Programming with CUDA I am facing a problem trying to copy some data from host to gpu.

我有3个嵌套的结构这样的:

I have 3 nested struct like these:

typedef struct {
    char data[128];
    short length;
} Cell;

typedef struct {
    Cell* elements;
    int height;
    int width;
} Matrix;

typedef struct {
    Matrix* tables;
    int count;
} Container;

所以集装箱包括一些矩阵元素,而这又包括一些细胞元素。

So Container "includes" some Matrix elements, which in turn includes some Cell elements.

让我们假设我这样动态分配主机内存:

Let's suppose I dynamically allocate the host memory in this way:

Container c;
c.tables = malloc(20 * sizeof(Matrix));

for(int i = 0;i<20;i++){
    Matrix m;
    m.elements = malloc(100 * sizeof(Cell));
    c.tables[i] = m;
}

即,20矩阵每100细胞的容器

That is, a Container of 20 Matrix of 100 Cells each.

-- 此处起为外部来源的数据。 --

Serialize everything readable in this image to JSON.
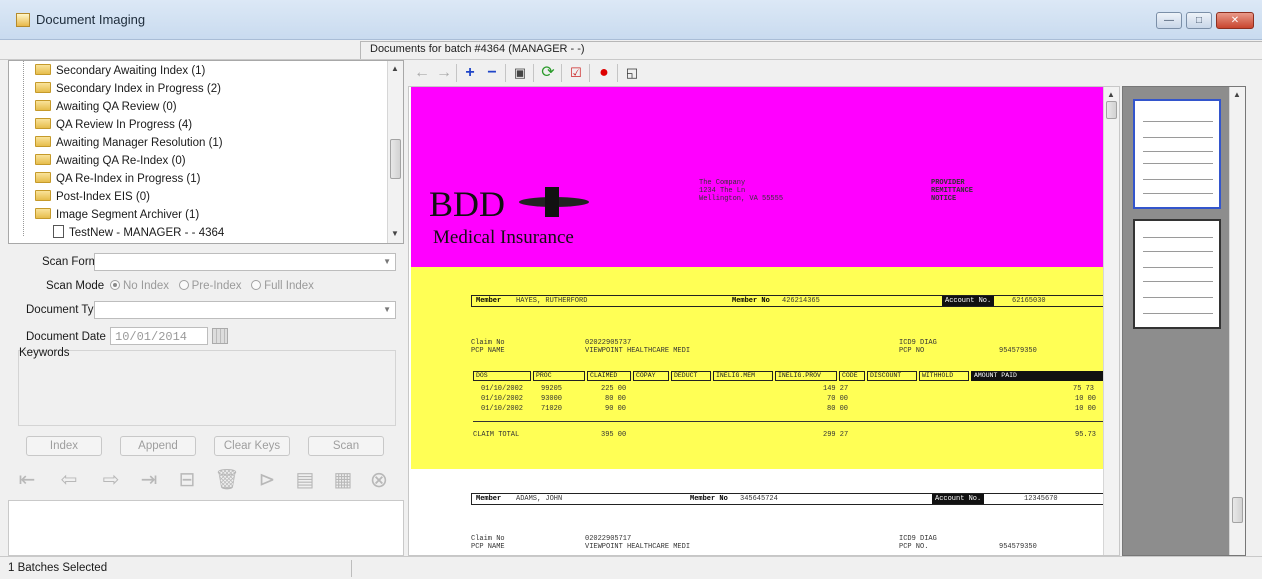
{
  "window": {
    "title": "Document Imaging",
    "buttons": {
      "minimize": "—",
      "maximize": "□",
      "close": "✕"
    }
  },
  "header": {
    "batch_label": "Documents for batch #4364 (MANAGER - -)"
  },
  "tree": {
    "items": [
      {
        "label": "Secondary Awaiting Index (1)"
      },
      {
        "label": "Secondary Index in Progress (2)"
      },
      {
        "label": "Awaiting QA Review (0)"
      },
      {
        "label": "QA Review In Progress (4)"
      },
      {
        "label": "Awaiting Manager Resolution (1)"
      },
      {
        "label": "Awaiting QA Re-Index (0)"
      },
      {
        "label": "QA Re-Index in Progress (1)"
      },
      {
        "label": "Post-Index EIS (0)"
      },
      {
        "label": "Image Segment Archiver (1)"
      }
    ],
    "child": {
      "label": "TestNew - MANAGER - - 4364"
    }
  },
  "form": {
    "scan_format_label": "Scan Format",
    "scan_mode_label": "Scan Mode",
    "scan_mode_options": [
      "No Index",
      "Pre-Index",
      "Full Index"
    ],
    "scan_mode_selected": "No Index",
    "document_type_label": "Document Type",
    "document_date_label": "Document Date",
    "document_date_value": "10/01/2014",
    "keywords_label": "Keywords"
  },
  "actions": {
    "index": "Index",
    "append": "Append",
    "clear_keys": "Clear Keys",
    "scan": "Scan"
  },
  "nav_icons": [
    "move-first-icon",
    "move-prev-icon",
    "move-next-icon",
    "move-last-icon",
    "split-icon",
    "delete-icon",
    "insert-icon",
    "page-icon",
    "document-icon",
    "cancel-icon"
  ],
  "toolbar_icons": [
    "back-arrow-icon",
    "forward-arrow-icon",
    "zoom-in-icon",
    "zoom-out-icon",
    "fit-page-icon",
    "rotate-icon",
    "annotate-icon",
    "record-icon",
    "window-icon"
  ],
  "document": {
    "logo_main": "BDD",
    "logo_sub": "Medical Insurance",
    "company": [
      "The Company",
      "1234 The Ln",
      "Wellington, VA 55555"
    ],
    "notice": [
      "PROVIDER",
      "REMITTANCE",
      "NOTICE"
    ],
    "claim1": {
      "member_label": "Member",
      "member_name": "HAYES, RUTHERFORD",
      "member_no_label": "Member No",
      "member_no": "426214365",
      "account_label": "Account No.",
      "account_no": "62165030",
      "claim_no_label": "Claim No",
      "claim_no": "02022905737",
      "pcp_label": "PCP NAME",
      "pcp_name": "VIEWPOINT HEALTHCARE MEDI",
      "icd_label": "ICD9 DIAG",
      "pcp_no_label": "PCP NO",
      "pcp_no": "954579350",
      "columns": [
        "DOS",
        "PROC",
        "CLAIMED",
        "COPAY",
        "DEDUCT",
        "INELIG.MEM",
        "INELIG.PROV",
        "CODE",
        "DISCOUNT",
        "WITHHOLD",
        "AMOUNT PAID"
      ],
      "rows": [
        {
          "dos": "01/10/2002",
          "proc": "99205",
          "claimed": "225 00",
          "inelig": "149 27",
          "paid": "75 73"
        },
        {
          "dos": "01/10/2002",
          "proc": "93000",
          "claimed": "80 00",
          "inelig": "70 00",
          "paid": "10 00"
        },
        {
          "dos": "01/10/2002",
          "proc": "71020",
          "claimed": "90 00",
          "inelig": "80 00",
          "paid": "10 00"
        }
      ],
      "total_label": "CLAIM TOTAL",
      "total_claimed": "395 00",
      "total_inelig": "299 27",
      "total_paid": "95.73"
    },
    "claim2": {
      "member_label": "Member",
      "member_name": "ADAMS, JOHN",
      "member_no_label": "Member No",
      "member_no": "345645724",
      "account_label": "Account No.",
      "account_no": "12345670",
      "claim_no_label": "Claim No",
      "claim_no": "02022905717",
      "pcp_label": "PCP NAME",
      "pcp_name": "VIEWPOINT HEALTHCARE MEDI",
      "icd_label": "ICD9 DIAG",
      "pcp_no_label": "PCP NO.",
      "pcp_no": "954579350"
    }
  },
  "status": {
    "text": "1 Batches Selected"
  }
}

  • 我怎么能现在用这个cudaMemCpy数据复制到设备存储器()?

  • 是否有从主机执行结构的结构深拷贝到设备什么好的办法?

感谢您的时间。

安德烈

推荐答案

简短的回答是就是不。有四个原因,我说:

The short answer is "just don't". There are four reasons why I say that:


  1. 有一个在API
  2. 没有深刻的复制功能
  3. 由此产生的code,你将不得不的writeTo设置和复制你所描述的GPU的结构将至少可笑复(约4000 API调用,并可能是一个中间的内核为你的20基质100例如细胞)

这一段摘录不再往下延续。